ADDRESSING SYSTEMIC RISKS POSED BY DERIVATIVES
Common sense safeguards will protect taxpayers against the need for future bailouts and buffer the financial system from excessive risk-taking. Over-the-counter derivatives will be regulated by the SEC and the CFTC, more will be cleared through centralized clearing houses and traded on exchanges, un- cleared swaps will be subject to margin and capital requirements, and all trades will be reported so that regulators can monitor risks in this large, complex market.
Why Change is Needed: The over-the-counter derivatives market has exploded in the last decade – from $91 trillion in 1998 to $592 trillion in 2008. During last year’s financial crisis, concerns about the ability of companies to make good on these contracts and the lack of transparency about what risks existed caused credit markets to freeze. Investors were afraid to trade as Bear Stearns, AIG, and Lehman Brothers failed because any new transaction could expose them to more risk.
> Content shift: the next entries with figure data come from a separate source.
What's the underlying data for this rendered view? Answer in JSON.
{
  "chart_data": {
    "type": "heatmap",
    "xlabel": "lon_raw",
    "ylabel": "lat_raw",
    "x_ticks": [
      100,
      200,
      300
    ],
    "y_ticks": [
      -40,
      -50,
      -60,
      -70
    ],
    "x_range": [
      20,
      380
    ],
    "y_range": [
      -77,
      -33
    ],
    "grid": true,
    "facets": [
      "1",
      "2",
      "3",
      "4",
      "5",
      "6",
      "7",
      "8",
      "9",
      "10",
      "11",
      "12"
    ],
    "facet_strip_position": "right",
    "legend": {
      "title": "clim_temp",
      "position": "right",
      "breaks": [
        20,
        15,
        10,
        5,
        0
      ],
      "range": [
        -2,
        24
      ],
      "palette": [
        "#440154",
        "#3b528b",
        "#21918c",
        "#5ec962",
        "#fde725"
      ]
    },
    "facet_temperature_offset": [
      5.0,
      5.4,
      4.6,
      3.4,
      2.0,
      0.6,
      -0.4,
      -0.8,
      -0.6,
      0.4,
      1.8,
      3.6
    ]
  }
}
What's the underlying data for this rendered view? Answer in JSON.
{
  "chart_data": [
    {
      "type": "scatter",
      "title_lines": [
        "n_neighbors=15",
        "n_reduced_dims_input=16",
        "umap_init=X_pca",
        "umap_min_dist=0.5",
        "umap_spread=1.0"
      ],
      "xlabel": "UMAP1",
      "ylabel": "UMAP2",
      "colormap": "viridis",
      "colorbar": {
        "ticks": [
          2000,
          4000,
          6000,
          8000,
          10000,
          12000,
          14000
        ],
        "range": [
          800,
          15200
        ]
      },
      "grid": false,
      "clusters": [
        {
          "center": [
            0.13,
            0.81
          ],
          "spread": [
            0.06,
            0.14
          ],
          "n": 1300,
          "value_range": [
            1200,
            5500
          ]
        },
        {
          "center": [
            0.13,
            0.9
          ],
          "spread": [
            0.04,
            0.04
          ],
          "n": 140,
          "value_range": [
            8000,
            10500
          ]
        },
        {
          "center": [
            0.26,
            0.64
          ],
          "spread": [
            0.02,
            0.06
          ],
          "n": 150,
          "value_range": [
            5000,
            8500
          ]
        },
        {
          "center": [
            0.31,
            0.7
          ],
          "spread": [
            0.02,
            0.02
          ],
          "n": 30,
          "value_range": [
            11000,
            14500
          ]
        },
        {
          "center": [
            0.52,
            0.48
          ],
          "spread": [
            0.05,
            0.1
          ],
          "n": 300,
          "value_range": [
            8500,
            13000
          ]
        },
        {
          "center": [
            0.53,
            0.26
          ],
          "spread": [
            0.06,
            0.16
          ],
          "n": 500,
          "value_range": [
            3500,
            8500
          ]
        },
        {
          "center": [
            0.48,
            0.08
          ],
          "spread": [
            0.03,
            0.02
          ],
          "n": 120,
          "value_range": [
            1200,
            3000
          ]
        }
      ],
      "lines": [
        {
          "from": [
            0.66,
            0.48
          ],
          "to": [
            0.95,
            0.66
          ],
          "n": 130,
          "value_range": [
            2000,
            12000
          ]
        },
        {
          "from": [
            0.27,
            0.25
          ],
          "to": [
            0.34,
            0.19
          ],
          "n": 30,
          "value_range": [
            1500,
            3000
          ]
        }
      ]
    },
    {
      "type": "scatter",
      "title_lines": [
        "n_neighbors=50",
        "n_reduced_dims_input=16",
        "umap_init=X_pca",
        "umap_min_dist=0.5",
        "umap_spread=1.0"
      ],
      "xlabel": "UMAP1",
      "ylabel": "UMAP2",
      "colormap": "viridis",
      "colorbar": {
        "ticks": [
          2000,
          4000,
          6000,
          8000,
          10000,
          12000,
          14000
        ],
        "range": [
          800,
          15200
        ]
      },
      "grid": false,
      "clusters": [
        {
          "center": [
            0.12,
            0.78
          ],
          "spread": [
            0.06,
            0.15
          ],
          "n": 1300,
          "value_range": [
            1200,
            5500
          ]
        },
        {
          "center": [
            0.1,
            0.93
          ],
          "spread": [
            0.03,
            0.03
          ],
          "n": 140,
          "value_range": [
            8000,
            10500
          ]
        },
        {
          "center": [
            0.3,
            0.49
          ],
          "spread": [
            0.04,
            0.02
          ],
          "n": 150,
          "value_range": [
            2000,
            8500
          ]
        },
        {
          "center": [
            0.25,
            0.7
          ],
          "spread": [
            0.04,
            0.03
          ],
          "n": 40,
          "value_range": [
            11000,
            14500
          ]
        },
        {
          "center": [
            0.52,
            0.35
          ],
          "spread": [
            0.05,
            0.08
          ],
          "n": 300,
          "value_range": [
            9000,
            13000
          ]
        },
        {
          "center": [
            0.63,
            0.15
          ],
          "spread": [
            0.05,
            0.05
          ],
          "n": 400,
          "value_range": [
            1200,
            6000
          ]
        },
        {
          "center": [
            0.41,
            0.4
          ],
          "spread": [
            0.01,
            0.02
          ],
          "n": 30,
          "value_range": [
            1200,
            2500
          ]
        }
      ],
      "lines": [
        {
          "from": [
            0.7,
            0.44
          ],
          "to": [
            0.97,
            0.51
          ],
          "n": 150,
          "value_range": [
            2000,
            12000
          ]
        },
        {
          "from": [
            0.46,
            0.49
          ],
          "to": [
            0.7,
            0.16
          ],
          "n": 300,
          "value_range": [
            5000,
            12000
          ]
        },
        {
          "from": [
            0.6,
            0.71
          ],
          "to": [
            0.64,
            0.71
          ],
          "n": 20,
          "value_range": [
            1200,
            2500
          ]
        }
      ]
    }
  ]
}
Over-the-counter derivatives are supposed to be contracts that protect businesses from risks, but they became a way for companies to make enormous bets with no regulatory oversight or rules and therefore exacerbated risks. Because the derivatives market was considered too big and too interconnected to fail, taxpayers had to foot the bill for Wall Street’s bad bets. Those bad bets linked thousands of traders, creating a web in which one default threatened to produce a chain of corporate and economic failures worldwide. These interconnected trades, coupled with the lack of transparency about who held what, made unwinding the “too big to fail” institutions more costly to taxpayers.
Bringing Transparency and Accountability to the Derivatives Market
Closes Regulatory Gaps: Provides the SEC and CFTC with authority to regulate over-the-counter derivatives so that irresponsible practices and excessive risk-taking can no longer escape regulatory oversight. Uses the Administration’s outline for a joint rulemaking process with the Agency for Financial Stability stepping in if the two agencies can’t agree.
Central Clearing and Exchange Trading: Requires central clearing and exchange trading for derivatives that can be cleared and provides a role for both regulators and clearing houses to determine which contracts should be cleared. Requires the SEC and the CFTC to pre-approve contracts before clearing houses can clear them.
Safeguards for Un-Cleared Trades: Requires traders post margin and capital on un-cleared trades in order to offset the greater risk they pose to the financial system and encourage more trading to take place in transparent, regulated markets.
Market Transparency: Requires data collection and publication through clearing houses or swap repositories to improve market transparency and provide regulators important tools for monitoring and responding to risks.